6. Right to Request an Alternative Method of Contact
You have the right to request to be contacted at a different location or by a different method. For example, you may prefer to have all written information mailed to your work address rather than to your home address.
We will agree to any reasonable request for alternative methods of contact. If you would like to request an alternative method of contact, you must provide us with a request in writing. You may write us a letter or fill out an Alternative Contact Request Form. Alternative Contact Request Forms are available from our Corporate Privacy Officer.

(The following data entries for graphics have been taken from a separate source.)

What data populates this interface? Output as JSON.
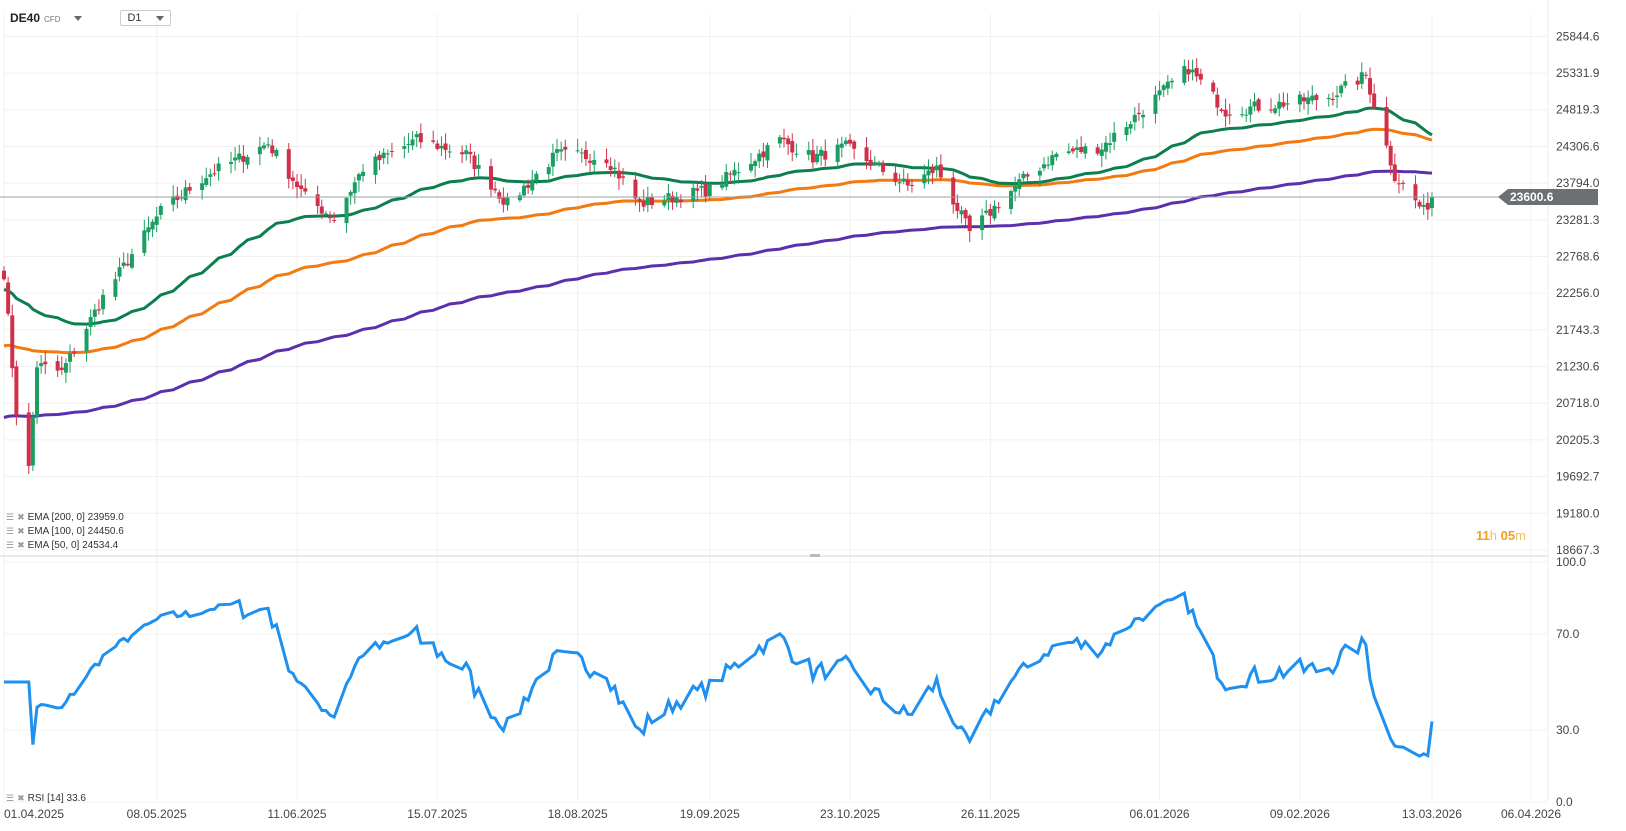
{
  "header": {
    "symbol": "DE40",
    "instrument_type": "CFD",
    "timeframe": "D1"
  },
  "price_axis": {
    "labels": [
      "25844.6",
      "25331.9",
      "24819.3",
      "24306.6",
      "23794.0",
      "23281.3",
      "22768.6",
      "22256.0",
      "21743.3",
      "21230.6",
      "20718.0",
      "20205.3",
      "19692.7",
      "19180.0",
      "18667.3"
    ],
    "current_price": "23600.6"
  },
  "rsi_axis": {
    "labels": [
      "100.0",
      "70.0",
      "30.0",
      "0.0"
    ]
  },
  "date_axis": {
    "labels": [
      "01.04.2025",
      "08.05.2025",
      "11.06.2025",
      "15.07.2025",
      "18.08.2025",
      "19.09.2025",
      "23.10.2025",
      "26.11.2025",
      "06.01.2026",
      "09.02.2026",
      "13.03.2026",
      "06.04.2026"
    ]
  },
  "indicators": {
    "ema200": "EMA [200, 0]  23959.0",
    "ema100": "EMA [100, 0]  24450.6",
    "ema50": "EMA [50, 0]  24534.4",
    "rsi": "RSI [14]  33.6"
  },
  "timer": {
    "hours": "11",
    "h_unit": "h",
    "minutes": "05",
    "m_unit": "m"
  },
  "colors": {
    "up": "#1a9e61",
    "down": "#d1304a",
    "ema50": "#0d7f4f",
    "ema100": "#f27a10",
    "ema200": "#5b2fae",
    "rsi": "#1e90f0",
    "price_line": "#9aa0a6",
    "price_tag": "#6b7075"
  },
  "chart_data": {
    "type": "candlestick",
    "instrument": "DE40",
    "timeframe": "D1",
    "ylim": [
      18667.3,
      26100
    ],
    "x_range": [
      "01.04.2025",
      "06.04.2026"
    ],
    "x_ticks": [
      "01.04.2025",
      "08.05.2025",
      "11.06.2025",
      "15.07.2025",
      "18.08.2025",
      "19.09.2025",
      "23.10.2025",
      "26.11.2025",
      "06.01.2026",
      "09.02.2026",
      "13.03.2026",
      "06.04.2026"
    ],
    "close_anchors": [
      {
        "date": "2025-04-01",
        "close": 22540
      },
      {
        "date": "2025-04-04",
        "close": 20600
      },
      {
        "date": "2025-04-07",
        "close": 19800
      },
      {
        "date": "2025-04-09",
        "close": 21250
      },
      {
        "date": "2025-04-15",
        "close": 21150
      },
      {
        "date": "2025-04-25",
        "close": 22200
      },
      {
        "date": "2025-05-09",
        "close": 23400
      },
      {
        "date": "2025-05-20",
        "close": 23900
      },
      {
        "date": "2025-06-04",
        "close": 24350
      },
      {
        "date": "2025-06-13",
        "close": 23600
      },
      {
        "date": "2025-06-20",
        "close": 23300
      },
      {
        "date": "2025-06-27",
        "close": 24000
      },
      {
        "date": "2025-07-10",
        "close": 24400
      },
      {
        "date": "2025-07-22",
        "close": 24200
      },
      {
        "date": "2025-08-01",
        "close": 23500
      },
      {
        "date": "2025-08-13",
        "close": 24200
      },
      {
        "date": "2025-08-25",
        "close": 24150
      },
      {
        "date": "2025-09-02",
        "close": 23500
      },
      {
        "date": "2025-09-19",
        "close": 23700
      },
      {
        "date": "2025-10-06",
        "close": 24400
      },
      {
        "date": "2025-10-14",
        "close": 24150
      },
      {
        "date": "2025-10-22",
        "close": 24300
      },
      {
        "date": "2025-11-06",
        "close": 23750
      },
      {
        "date": "2025-11-13",
        "close": 24000
      },
      {
        "date": "2025-11-21",
        "close": 23100
      },
      {
        "date": "2025-12-03",
        "close": 23800
      },
      {
        "date": "2025-12-12",
        "close": 24200
      },
      {
        "date": "2025-12-23",
        "close": 24300
      },
      {
        "date": "2026-01-13",
        "close": 25400
      },
      {
        "date": "2026-01-22",
        "close": 24800
      },
      {
        "date": "2026-02-04",
        "close": 24900
      },
      {
        "date": "2026-02-16",
        "close": 25000
      },
      {
        "date": "2026-02-25",
        "close": 25300
      },
      {
        "date": "2026-03-04",
        "close": 23900
      },
      {
        "date": "2026-03-11",
        "close": 23400
      },
      {
        "date": "2026-03-13",
        "close": 23600
      }
    ],
    "last_close": 23600.6,
    "ema": [
      {
        "name": "EMA [200, 0]",
        "last": 23959.0,
        "start": 20500
      },
      {
        "name": "EMA [100, 0]",
        "last": 24450.6,
        "start": 21500
      },
      {
        "name": "EMA [50, 0]",
        "last": 24534.4,
        "start": 22300
      }
    ],
    "rsi": {
      "name": "RSI [14]",
      "last": 33.6,
      "ylim": [
        0,
        100
      ],
      "levels": [
        30,
        70
      ]
    }
  }
}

7. Notification in the Case of Breach
We are required by law to notify you of a breach of your unsecured medical information. We will provide such notice to you without unreasonable delay, but in no case later than 60 days after we discover the breach.
YOU MAY FILE A COMPLAINT ABOUT OUR PRIVACY PRACTICES
If you believe that your privacy rights have been violated or if you are dissatisfied with our privacy policies or procedures, you may file a written complaint either with us or with the federal government. We will not take any action against you or change our treatment of you in any way if you file a complaint.
To file a written complaint with us, you may bring your complaint directly to our Corporate Privacy Officer:
Attn: Corporate Privacy Officer
1044 North 115th Street , Suite 500
Omaha, NE 68154
402-829-5573 or 1-855-829-5573 (toll free)
To file a written complaint with the federal government, please use the following contact information:
Centralized Case Management Operations
U.S. Department of Health and Human Services
200 Independence Avenue, S.W.
Room 509F HHH Bldg.
Washington, D.C. 20201
Effective date of this Notice: December 5, 2016.